Politique
Catastrophes et crise de la modernité
25.02.2006
De canicule en tsunami, de tempête en grippe aviaire, la planète du XXIe siècle vit dans le «catastrophisme» généralisé. Il faut bien sût distinguer la réalité incontestable d’un état du monde qui paye aujourd’hui le prix des politiques dictées par la course au profit maximal et immédiat. Et l’accélération du sentiment d’insécurité, et parfois de panique, provoqué par la mondialisation de l’information et son martèlement permanent. Rien n’est inventé, tout est surmultiplié. Face à ce scénario, l’imprévoyance ou l’impuissance des États aux prérogatives limitées et aux budgets rognés empêchent de lutter contre les causes structurelles des dérèglements et de construire un développement durable, sinon harmonieux.
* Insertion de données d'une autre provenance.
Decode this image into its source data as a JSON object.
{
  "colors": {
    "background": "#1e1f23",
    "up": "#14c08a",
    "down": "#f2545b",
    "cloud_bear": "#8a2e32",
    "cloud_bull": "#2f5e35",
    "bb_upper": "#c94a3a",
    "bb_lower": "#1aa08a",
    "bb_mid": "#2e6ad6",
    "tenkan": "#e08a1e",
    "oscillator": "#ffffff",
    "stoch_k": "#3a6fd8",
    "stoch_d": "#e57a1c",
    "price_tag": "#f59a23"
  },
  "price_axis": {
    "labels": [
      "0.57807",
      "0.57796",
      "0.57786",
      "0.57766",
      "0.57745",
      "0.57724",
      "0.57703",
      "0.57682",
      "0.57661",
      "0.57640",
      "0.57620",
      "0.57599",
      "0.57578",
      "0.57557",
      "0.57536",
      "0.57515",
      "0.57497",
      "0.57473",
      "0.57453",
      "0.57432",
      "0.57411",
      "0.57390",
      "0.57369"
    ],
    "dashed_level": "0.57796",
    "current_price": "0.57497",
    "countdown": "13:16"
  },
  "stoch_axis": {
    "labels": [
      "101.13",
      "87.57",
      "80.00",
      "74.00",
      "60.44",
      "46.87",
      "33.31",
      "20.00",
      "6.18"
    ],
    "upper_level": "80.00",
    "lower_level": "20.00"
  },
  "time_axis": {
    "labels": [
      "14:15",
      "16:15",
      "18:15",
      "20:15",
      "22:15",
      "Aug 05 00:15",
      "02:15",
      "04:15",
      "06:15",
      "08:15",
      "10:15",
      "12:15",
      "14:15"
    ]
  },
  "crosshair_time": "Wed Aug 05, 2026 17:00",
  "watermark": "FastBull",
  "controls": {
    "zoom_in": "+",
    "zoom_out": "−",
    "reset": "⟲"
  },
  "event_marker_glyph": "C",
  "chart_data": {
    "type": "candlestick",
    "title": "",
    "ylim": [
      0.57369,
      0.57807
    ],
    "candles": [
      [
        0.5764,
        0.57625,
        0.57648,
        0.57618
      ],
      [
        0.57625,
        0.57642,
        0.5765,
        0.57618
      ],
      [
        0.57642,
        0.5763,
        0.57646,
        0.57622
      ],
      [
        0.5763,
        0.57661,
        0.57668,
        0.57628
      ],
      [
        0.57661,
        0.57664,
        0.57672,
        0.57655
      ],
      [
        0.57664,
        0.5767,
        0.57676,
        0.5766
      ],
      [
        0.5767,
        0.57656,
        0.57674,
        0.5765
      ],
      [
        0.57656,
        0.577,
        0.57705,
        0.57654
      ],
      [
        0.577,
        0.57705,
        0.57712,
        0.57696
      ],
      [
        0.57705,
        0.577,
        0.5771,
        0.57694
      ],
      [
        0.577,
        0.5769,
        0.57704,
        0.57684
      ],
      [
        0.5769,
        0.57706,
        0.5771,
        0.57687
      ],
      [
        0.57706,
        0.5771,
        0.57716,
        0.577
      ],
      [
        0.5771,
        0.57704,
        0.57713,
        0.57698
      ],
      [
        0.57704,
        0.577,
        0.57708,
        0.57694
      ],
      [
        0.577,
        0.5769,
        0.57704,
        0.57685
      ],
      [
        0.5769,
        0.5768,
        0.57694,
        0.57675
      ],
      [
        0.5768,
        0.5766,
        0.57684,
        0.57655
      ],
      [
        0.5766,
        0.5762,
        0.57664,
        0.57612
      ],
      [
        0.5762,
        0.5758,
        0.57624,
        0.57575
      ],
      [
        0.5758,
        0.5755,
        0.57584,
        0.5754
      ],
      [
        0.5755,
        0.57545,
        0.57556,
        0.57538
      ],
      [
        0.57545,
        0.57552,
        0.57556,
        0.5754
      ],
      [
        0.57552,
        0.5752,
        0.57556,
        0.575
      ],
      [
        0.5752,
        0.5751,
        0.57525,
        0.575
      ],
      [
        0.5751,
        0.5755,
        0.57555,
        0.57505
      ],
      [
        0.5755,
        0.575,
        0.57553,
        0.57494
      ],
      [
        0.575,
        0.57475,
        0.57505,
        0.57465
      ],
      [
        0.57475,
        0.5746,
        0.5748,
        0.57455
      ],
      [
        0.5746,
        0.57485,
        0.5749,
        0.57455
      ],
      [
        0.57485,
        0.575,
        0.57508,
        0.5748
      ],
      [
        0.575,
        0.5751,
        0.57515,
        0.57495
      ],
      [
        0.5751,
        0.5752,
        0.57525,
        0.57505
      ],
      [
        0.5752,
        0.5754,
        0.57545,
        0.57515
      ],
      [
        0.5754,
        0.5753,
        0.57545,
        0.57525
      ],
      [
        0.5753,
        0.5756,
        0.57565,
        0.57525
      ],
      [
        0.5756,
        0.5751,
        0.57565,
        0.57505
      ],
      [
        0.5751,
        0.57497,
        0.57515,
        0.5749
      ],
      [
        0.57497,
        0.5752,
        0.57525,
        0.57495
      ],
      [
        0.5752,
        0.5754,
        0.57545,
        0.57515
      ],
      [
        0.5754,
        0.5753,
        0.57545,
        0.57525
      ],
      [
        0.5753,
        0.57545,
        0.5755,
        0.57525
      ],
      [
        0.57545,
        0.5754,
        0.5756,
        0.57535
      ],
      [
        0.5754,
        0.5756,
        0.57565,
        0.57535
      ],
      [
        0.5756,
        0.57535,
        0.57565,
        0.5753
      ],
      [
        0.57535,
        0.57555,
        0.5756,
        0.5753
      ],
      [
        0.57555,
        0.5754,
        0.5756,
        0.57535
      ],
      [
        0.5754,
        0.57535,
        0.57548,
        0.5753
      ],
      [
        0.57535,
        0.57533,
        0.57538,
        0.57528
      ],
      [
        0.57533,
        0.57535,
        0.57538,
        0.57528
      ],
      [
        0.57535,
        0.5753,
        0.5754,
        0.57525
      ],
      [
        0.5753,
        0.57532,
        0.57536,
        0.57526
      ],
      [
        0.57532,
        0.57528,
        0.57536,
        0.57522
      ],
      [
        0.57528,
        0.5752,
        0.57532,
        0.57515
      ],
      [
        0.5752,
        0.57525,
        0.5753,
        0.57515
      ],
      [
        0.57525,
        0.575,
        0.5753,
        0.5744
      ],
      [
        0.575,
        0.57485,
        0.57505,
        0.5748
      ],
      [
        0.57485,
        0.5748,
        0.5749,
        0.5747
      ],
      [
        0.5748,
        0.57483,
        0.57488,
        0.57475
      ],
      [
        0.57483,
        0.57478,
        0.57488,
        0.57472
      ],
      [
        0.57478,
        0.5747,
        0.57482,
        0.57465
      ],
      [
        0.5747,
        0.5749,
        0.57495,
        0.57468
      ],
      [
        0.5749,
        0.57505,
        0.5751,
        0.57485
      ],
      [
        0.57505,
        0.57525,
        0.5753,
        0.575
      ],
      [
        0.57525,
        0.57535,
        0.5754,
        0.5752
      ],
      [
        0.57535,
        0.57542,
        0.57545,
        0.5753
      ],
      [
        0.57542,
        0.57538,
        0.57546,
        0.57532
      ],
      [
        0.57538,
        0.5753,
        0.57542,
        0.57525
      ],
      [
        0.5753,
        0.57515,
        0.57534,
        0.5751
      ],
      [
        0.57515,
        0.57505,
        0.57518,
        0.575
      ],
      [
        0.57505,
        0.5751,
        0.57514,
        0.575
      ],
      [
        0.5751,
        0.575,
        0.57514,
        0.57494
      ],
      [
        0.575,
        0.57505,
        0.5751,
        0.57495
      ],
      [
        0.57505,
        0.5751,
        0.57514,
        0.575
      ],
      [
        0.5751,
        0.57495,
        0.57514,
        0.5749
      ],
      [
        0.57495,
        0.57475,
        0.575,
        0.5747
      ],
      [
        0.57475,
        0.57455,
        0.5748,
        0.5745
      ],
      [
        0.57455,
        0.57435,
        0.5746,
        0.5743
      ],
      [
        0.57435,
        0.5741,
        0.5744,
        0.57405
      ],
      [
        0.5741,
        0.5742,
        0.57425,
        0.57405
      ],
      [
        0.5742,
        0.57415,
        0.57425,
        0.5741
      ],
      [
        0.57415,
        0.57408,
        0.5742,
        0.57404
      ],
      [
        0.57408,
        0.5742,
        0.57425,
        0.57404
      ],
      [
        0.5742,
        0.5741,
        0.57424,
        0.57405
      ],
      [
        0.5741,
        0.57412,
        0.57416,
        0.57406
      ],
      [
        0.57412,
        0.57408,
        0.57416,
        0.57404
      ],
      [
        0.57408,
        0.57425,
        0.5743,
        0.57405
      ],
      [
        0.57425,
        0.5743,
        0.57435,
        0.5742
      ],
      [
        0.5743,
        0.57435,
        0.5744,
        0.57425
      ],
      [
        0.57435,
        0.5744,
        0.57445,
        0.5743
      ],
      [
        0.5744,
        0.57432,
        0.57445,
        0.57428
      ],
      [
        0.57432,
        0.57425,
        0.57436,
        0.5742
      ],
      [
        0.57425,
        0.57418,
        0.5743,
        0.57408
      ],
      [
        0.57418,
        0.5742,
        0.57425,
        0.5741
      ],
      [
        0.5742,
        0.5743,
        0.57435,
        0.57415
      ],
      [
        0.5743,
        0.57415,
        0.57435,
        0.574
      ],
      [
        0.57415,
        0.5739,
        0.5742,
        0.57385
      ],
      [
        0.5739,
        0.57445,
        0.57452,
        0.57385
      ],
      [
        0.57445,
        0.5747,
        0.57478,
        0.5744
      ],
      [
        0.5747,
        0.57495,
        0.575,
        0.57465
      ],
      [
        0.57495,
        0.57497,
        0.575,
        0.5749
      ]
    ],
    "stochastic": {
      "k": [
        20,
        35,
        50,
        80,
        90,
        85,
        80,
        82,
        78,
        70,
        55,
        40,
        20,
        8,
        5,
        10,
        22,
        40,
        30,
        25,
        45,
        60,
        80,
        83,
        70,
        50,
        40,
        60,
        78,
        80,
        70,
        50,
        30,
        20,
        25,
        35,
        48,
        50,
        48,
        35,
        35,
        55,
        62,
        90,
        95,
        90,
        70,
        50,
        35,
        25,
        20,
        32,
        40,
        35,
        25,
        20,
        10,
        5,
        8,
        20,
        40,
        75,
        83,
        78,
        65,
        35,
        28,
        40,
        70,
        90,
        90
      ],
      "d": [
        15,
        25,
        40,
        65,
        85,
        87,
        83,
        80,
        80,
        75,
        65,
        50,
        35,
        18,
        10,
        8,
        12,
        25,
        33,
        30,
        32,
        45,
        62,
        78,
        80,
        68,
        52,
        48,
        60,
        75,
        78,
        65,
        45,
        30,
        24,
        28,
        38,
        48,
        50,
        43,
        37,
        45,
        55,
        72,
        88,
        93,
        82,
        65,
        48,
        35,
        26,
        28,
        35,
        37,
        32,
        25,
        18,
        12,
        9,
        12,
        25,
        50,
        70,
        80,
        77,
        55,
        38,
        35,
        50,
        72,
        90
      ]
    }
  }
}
Un chercheur français, Erwan Lecoeur, spécialiste du néopopulisme, analyse les conséquences de cette perception du monde sur le comportement politique des Français – mais le problème dépasse de loin l’hexagone – : il appelle cela la «tentation romantique de la ruine» qui aboutit puisque tout se vaut à une sorte de mutinerie permanente contre les dirigeants politiques et les institutions traditionnelles. De son côté, Jean Claude Guillebaud soulignait il y a peu dans Le Monde, le paradoxe de l’ Occident. Une modernité, notamment technique, qui séduit et appelle l’imitation par la planète entière et en même temps un refus souvent dans la violence et le terrorisme du modèle culturel et social et d’un nouvel impérialisme fondé sur «une étrange sûreté de soi». «La modernité occidentale tend à diaboliser ce qui la conteste, à négliger ce qui la questionne, à combattre ce qui lui résiste», écrit Guillebaud. Et l’auteur de «La Force de conviction» et «Le Goût de l’avenir», ces deux derniers ouvrages qui permettent de mieux interpréter le monde contemporain, conclut que «si l’occident est en crise, c’est parce qu’il a cessé d’exercer sur lui-même la capacité critique qui le constituait. Il a fait de sa modernité et de la mondialisation libérale, non plus un questionnement mais un privilège et une injonction, non plus une subversion mais une idéologie conquérante.» Finalement, en poussant un peu le raisonnement, le règne d’un certain catastrophisme et la crise de l’Occident ne sont pas totalement étrangers l’un à l’autre.